Susana: I feel connected to the rest of humanity in a way that I just couldn't in my living room. So I feel like we're all here for one purpose. We're both immigrants, my mother and I, we were undocumented immigrants from Mexico and we were able to gain residency, and now citizenship, and so we feel like it's our responsibility to stand here because others can't. But we feel connected. I feel connected, to every person here!

You brought your dog!

Susana: Yes, she's about seven or eight years old, and she's a rescue. So we've been staying on the periphery because it's really crowded. I don't want her to get trampled. She’s doing good. She just wants love! She wants someone to pet her. That's her cause.

Elizabeth and Tony with their flag
Elizabeth and Tony with their flag Amber Cortes

Elizabeth (Capitol Hill), and Tony (Bothell)

You hauled this American flag all the way out here for the protest and you’ve been standing in front of Starbucks holding it pretty much all night. Why?

Elizabeth: I think it's important to remember that what Trump is doing is not representative of America, and this is not what America is all about. So we want to show up and protest but still…

Tony: Remind folks, remind Americans that this is about America, and the Constitution. And we want to keep America the way it has been, which is a place that is free for immigrants to come here and enjoy this country.

How does this rally compare to the Womxn’s March from last week?

Tony: I mean this one is more targeted to a specific issue. The other one was about issues all across the board, which was also good. And I don't know, it’s a little bit more rowdy here, because it's night time, which is a good thing. It’s different kind of energy.

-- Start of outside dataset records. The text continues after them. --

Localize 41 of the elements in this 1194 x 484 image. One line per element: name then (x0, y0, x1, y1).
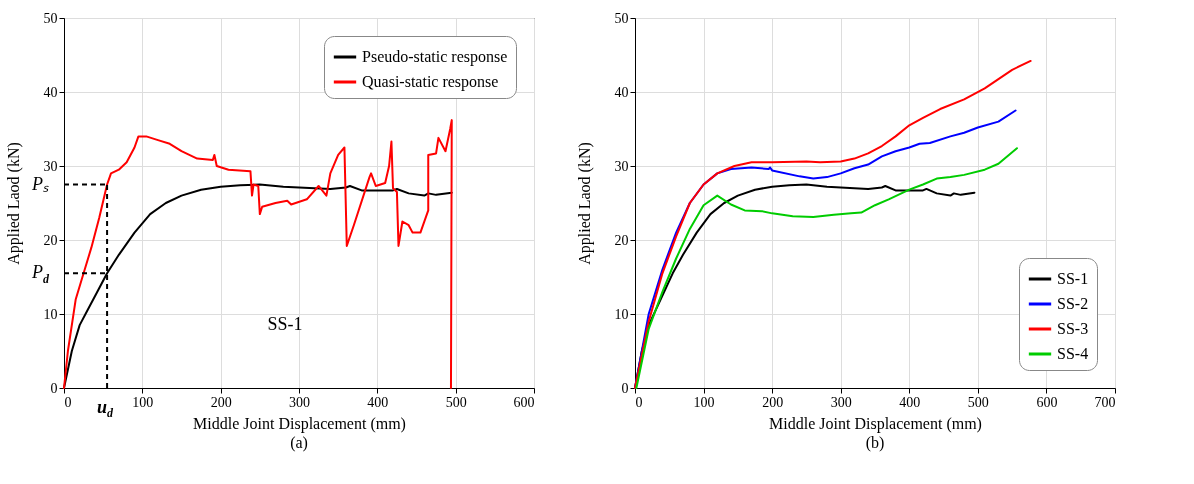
text: (b) (865, 434, 885, 452)
x-tick-label: 300 (830, 394, 852, 410)
y-axis-title: Applied Laod (kN) (575, 142, 594, 265)
legend-label: SS-1 (1057, 270, 1089, 287)
x-tick-label: 0 (64, 394, 72, 410)
y-tick-label: 20 (614, 232, 629, 248)
x-axis-title: Middle Joint Displacement (mm) (193, 414, 406, 433)
y-axis-title: Applied Laod (kN) (4, 142, 23, 265)
x-tick-label: 200 (210, 394, 232, 410)
x-tick-label: 700 (1094, 394, 1116, 410)
x-tick-label: 400 (899, 394, 921, 410)
x-tick-label: 300 (289, 394, 310, 410)
x-tick-label: 100 (693, 394, 715, 410)
y-tick-label: 30 (43, 158, 58, 174)
y-tick-label: 10 (43, 306, 58, 322)
legend-label: Quasi-static response (362, 73, 499, 91)
annotation: SS-1 (267, 314, 303, 335)
y-tick-label: 30 (614, 158, 629, 174)
y-tick-label: 50 (614, 10, 629, 26)
y-tick-label: 0 (621, 380, 629, 396)
x-tick-label: 500 (445, 394, 467, 410)
y-tick-label: 10 (614, 306, 629, 322)
x-tick-label: 400 (367, 394, 389, 410)
x-tick-label: 0 (635, 394, 643, 410)
x-tick-label: 600 (1036, 394, 1058, 410)
legend-label: SS-4 (1057, 345, 1089, 362)
y-tick-label: 40 (43, 84, 58, 100)
legend-label: SS-3 (1057, 320, 1089, 337)
y-tick-label: 40 (614, 84, 629, 100)
ref-line-label: Pₛ (31, 173, 49, 194)
y-tick-label: 20 (43, 232, 58, 248)
x-tick-label: 500 (967, 394, 989, 410)
x-tick-label: 600 (513, 394, 535, 410)
legend-label: SS-2 (1057, 295, 1089, 312)
x-tick-label: 200 (762, 394, 784, 410)
y-tick-label: 0 (50, 380, 58, 396)
text: (a) (290, 434, 308, 452)
x-axis-title: Middle Joint Displacement (mm) (769, 414, 982, 433)
y-tick-label: 50 (43, 10, 58, 26)
legend-label: Pseudo-static response (362, 48, 508, 66)
x-tick-label: 100 (132, 394, 154, 410)
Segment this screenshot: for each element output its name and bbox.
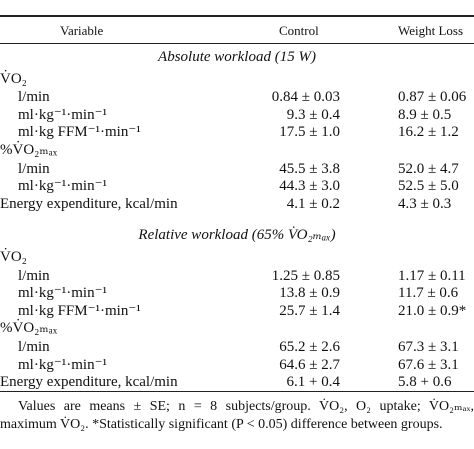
section-title: Absolute workload (15 W) xyxy=(158,49,316,65)
weight-loss-value: 52.5 ± 5.0 xyxy=(398,178,459,195)
weight-loss-value: 8.9 ± 0.5 xyxy=(398,106,452,123)
weight-loss-value: 11.7 ± 0.6 xyxy=(398,285,459,302)
weight-loss-value: 52.0 ± 4.7 xyxy=(398,160,459,177)
control-value: 44.3 ± 3.0 xyxy=(279,178,340,195)
weight-loss-value: 4.3 ± 0.3 xyxy=(398,195,452,212)
control-value: 0.84 ± 0.03 xyxy=(271,89,340,106)
header-control: Control xyxy=(279,23,319,38)
weight-loss-value: 21.0 ± 0.9* xyxy=(398,302,467,319)
weight-loss-value: 0.87 ± 0.06 xyxy=(398,89,467,106)
control-value: 4.1 ± 0.2 xyxy=(286,195,340,212)
control-value: 13.8 ± 0.9 xyxy=(279,285,340,302)
row-label: Energy expenditure, kcal/min xyxy=(0,374,178,391)
row-label: ml·kg⁻¹·min⁻¹ xyxy=(18,356,107,373)
row-label: ml·kg FFM⁻¹·min⁻¹ xyxy=(18,302,141,319)
control-value: 25.7 ± 1.4 xyxy=(279,302,340,319)
row-label: l/min xyxy=(18,339,50,355)
weight-loss-value: 5.8 + 0.6 xyxy=(398,374,452,391)
weight-loss-value: 16.2 ± 1.2 xyxy=(398,124,459,141)
row-label: ml·kg⁻¹·min⁻¹ xyxy=(18,106,107,123)
row-label: l/min xyxy=(18,160,50,177)
weight-loss-value: 67.6 ± 3.1 xyxy=(398,356,459,373)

Elizabeth: When I when I first heard the news on Friday night I felt so shocked and angry and really just impotent, and coming out and feeling the energy at this march, and hearing about the courts and the checks and balances possibly working, I think that's been inspirational. I can only hope that the rest of the executive order also gets rolled back.

Tony: Exactly. Permanently.

Is this your flag? What will you do with it after the rally?

Elizabeth: It's my flag. I guess I’m going to just keep it for general...flag purposes. You know, Fourth of July and what not.

Winta, from Eritrea, and Thania, a 'dreamer' from Honduras
Winta, from Eritrea, and Thania, a 'dreamer' from Honduras Amber Cortes

Thania, (U District) and Winta, (Everett)

Why are you here today?

Support The Stranger

Thania: It doesn’t make sense to try to repel a nation full of immigrants when this nation was built off of immigrants. We do all the dirty work that Americans do not want to do. I'm sorry, but that's the truth! We are...you know that movie, Hidden Figures? It's like, immigrants are the hidden faces of this country: you don't know what we're really doing, because we're doing all the labor behind walls. That's what happens.

Winta: No human is illegal. Being here is not a crime. It's not! Just because you're an immigrant, it's not a crime, so it's not illegal.

How’s the protest going so far?

Winta: It is actually great! This was my first one, so, yes, it is a great one. I'm glad I'm here. And I expect to be going to more. I've been saying, this is something I believe in. I came from a family that are all immigrants—me myself, I am an immigrant, I'm from Eritrea.

Thania: I'm from Honduras and I'm a dreamer. And because I'm a dreamer, Trump is trying to have it so dreamers cannot renew their work permits, and that puts us at risk for deportation. If he does push forward with reinforcing these immigration laws, all the undocumented immigrants that came forward to apply for DACA, well now he has all of our information, and that puts us at extreme risk. They can find out where we live, and all that kind of stuff.

Are you doing anything to prepare?

Thania: Yeah actually, me and my family are going to go to a lawyer and see what we can do about maybe starting a process for either residency or citizenship. But of course, it's a really hard time to do anything like that.